È tutto nato da un gruppo di amici che condividevano la passione per l’arte brassicola. Dopo anni di ricerche, esperimenti, fallimenti e inaspettati successi, siamo riusciti a produrre la nostra prima birra ricavata dal pane. Da quel momento in poi abbiamo deciso di costituire la nostra società, a fine 2019. Come tutte le iniziative imprenditoriali, abbiamo incontrato nel nostro percorso momenti di grande soddisfazione alternati a periodi meno positivi. Senza ombra di dubbio l’ostacolo più difficile è stato quello legato alla pandemia, che è arrivata subito dopo l’inizio della nostra avventura imprenditoriale. Nonostante ciò, motivati da una vera e autentica passione e sicuri che le tutte difficoltà che avremmo incontrato avrebbero soltanto rafforzato i nostri convincimenti, abbiamo testardamente proseguito lo sviluppo del nostro progetto. Tre anni dopo siamo arrivati a questo punto, veramente molto felici della scelta che abbiamo fatto.
Thrst: perché avete scelto questo nome?
Nasce da un’intuizione, che mira a valorizzare le caratteristiche mitteleuropee e multiculturali della nostra città: Trieste. Una parola che gioca sui significati e l’orecchiabilità del nome stesso. Thrst è infatti un gioco di parole tra Trst (‘Trieste’ in lingua slovena) e thirst, ‘sete’ in inglese.
Quali sono i passaggi nella produzione della vostra birra?
Viene prodotta utilizzando gli ingredienti tradizionali quali malto, lievito e luppolo. La caratteristica unica della ricetta che abbiamo sviluppato è quella di sostituire una componente di malto utilizzato con il pane raffermo, che recuperiamo attraverso una rete di panificatori artigianali sparsi in tutto il territorio regionale friulano. La collaborazione con questi panifici, determinata dalla necessità di reperire la materia prima, è sempre stata condizionata dal mantenimento di standard di qualità che non inficiassero sul risultato della produzione. Sotto questo punto di vista siamo stati fortunati perché tutti i panifici con cui abbiamo instaurato un rapporto ci hanno sempre fornito una materia prima di alta qualità. L’aspetto relativo alla ricerca dei nostri fornitori è in assoluto la parte che preferiamo. Ci ha consentito di entrare in contatto con delle meravigliose realtà che mirano a generare qualcosa di innovativo nel nostro territorio, creando una rete di imprese che valorizzi tutti noi.
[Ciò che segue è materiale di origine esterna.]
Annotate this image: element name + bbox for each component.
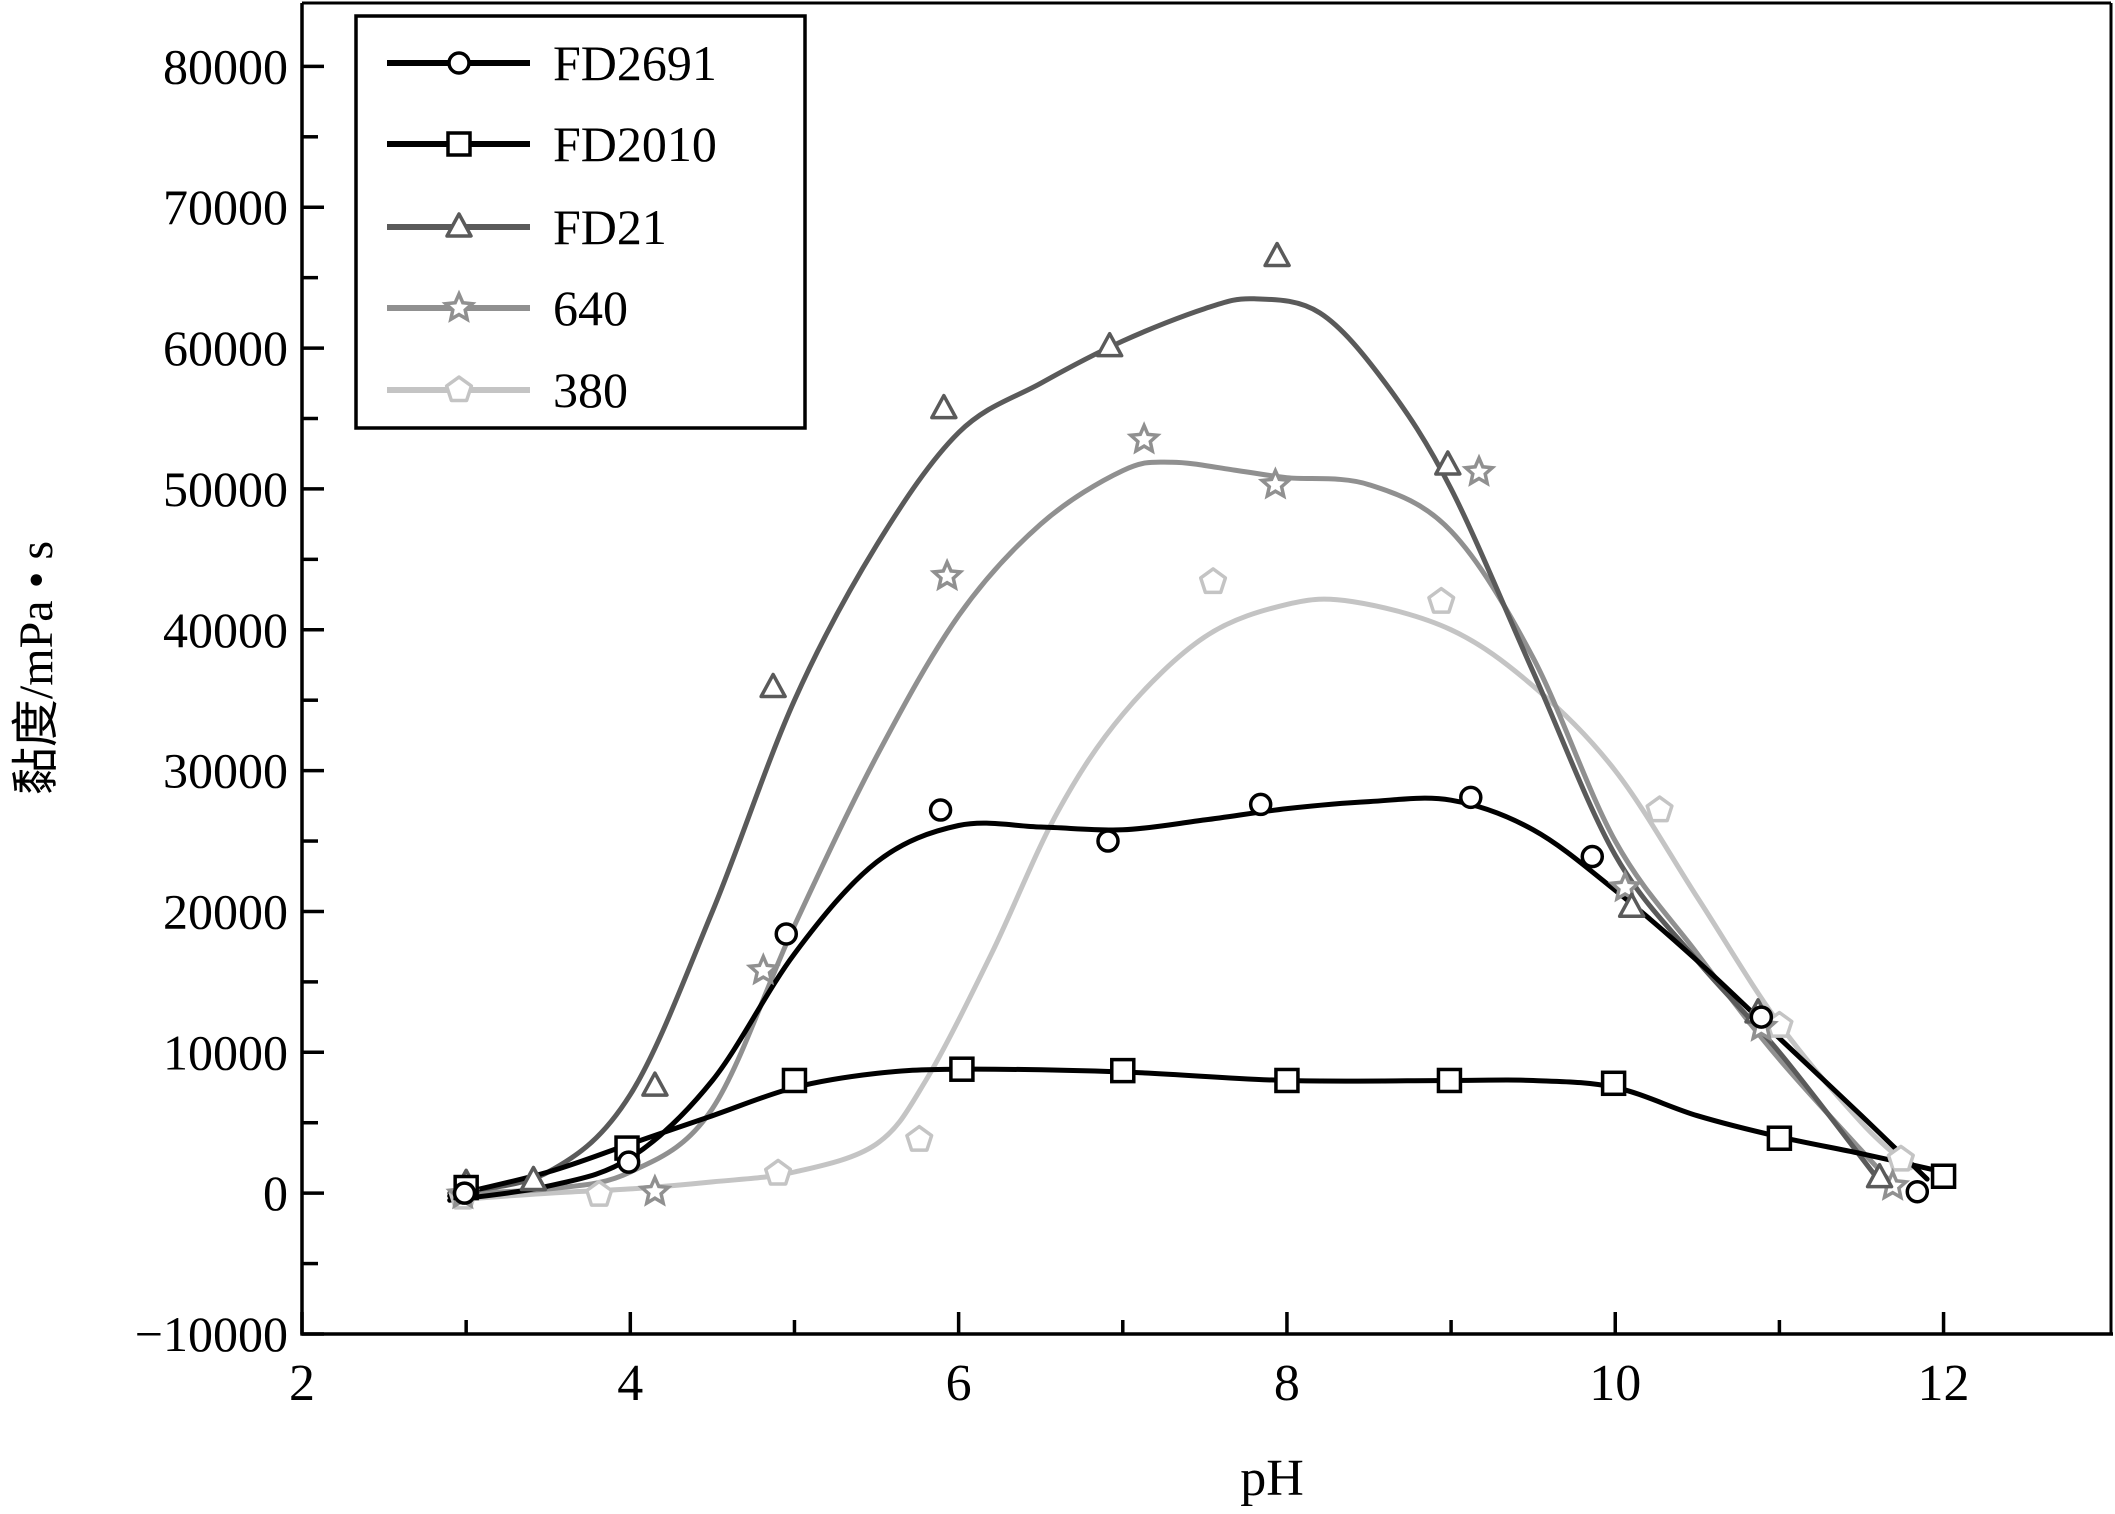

Condividiamo insieme un progetto virtuoso che ha come obiettivo la riduzione dello spreco alimentare, un esempio di economia circolare.
Avete delle sovvenzioni dallo stato?
Durante il periodo del Covid abbiamo utilizzato quelli che erano gli strumenti d’aiuto alle imprese, ma da quel momento in poi abbiamo operato in assoluta autonomia.
Da chi è partita l’intuizione di utilizzare il pane per la produzione della birra?
L’idea è nata da un birrificio inglese che da anni si impegna in campagne zero waste. Tale iniziativa è stata concepita nell’ottica del grave problema legato allo spreco alimentare, nello specifico dello spreco del pane. Questa azienda è stata la fonte che ha ispirato lo sviluppo del nostro progetto. Volevamo portare sul territorio quest’idea di sostenibilità, far capire alle persone che il prodotto non più utilizzabile, come può essere il pane, non è necessariamente un ingrediente da buttare via, bensì una risorsa, un prodotto che merita una seconda vita.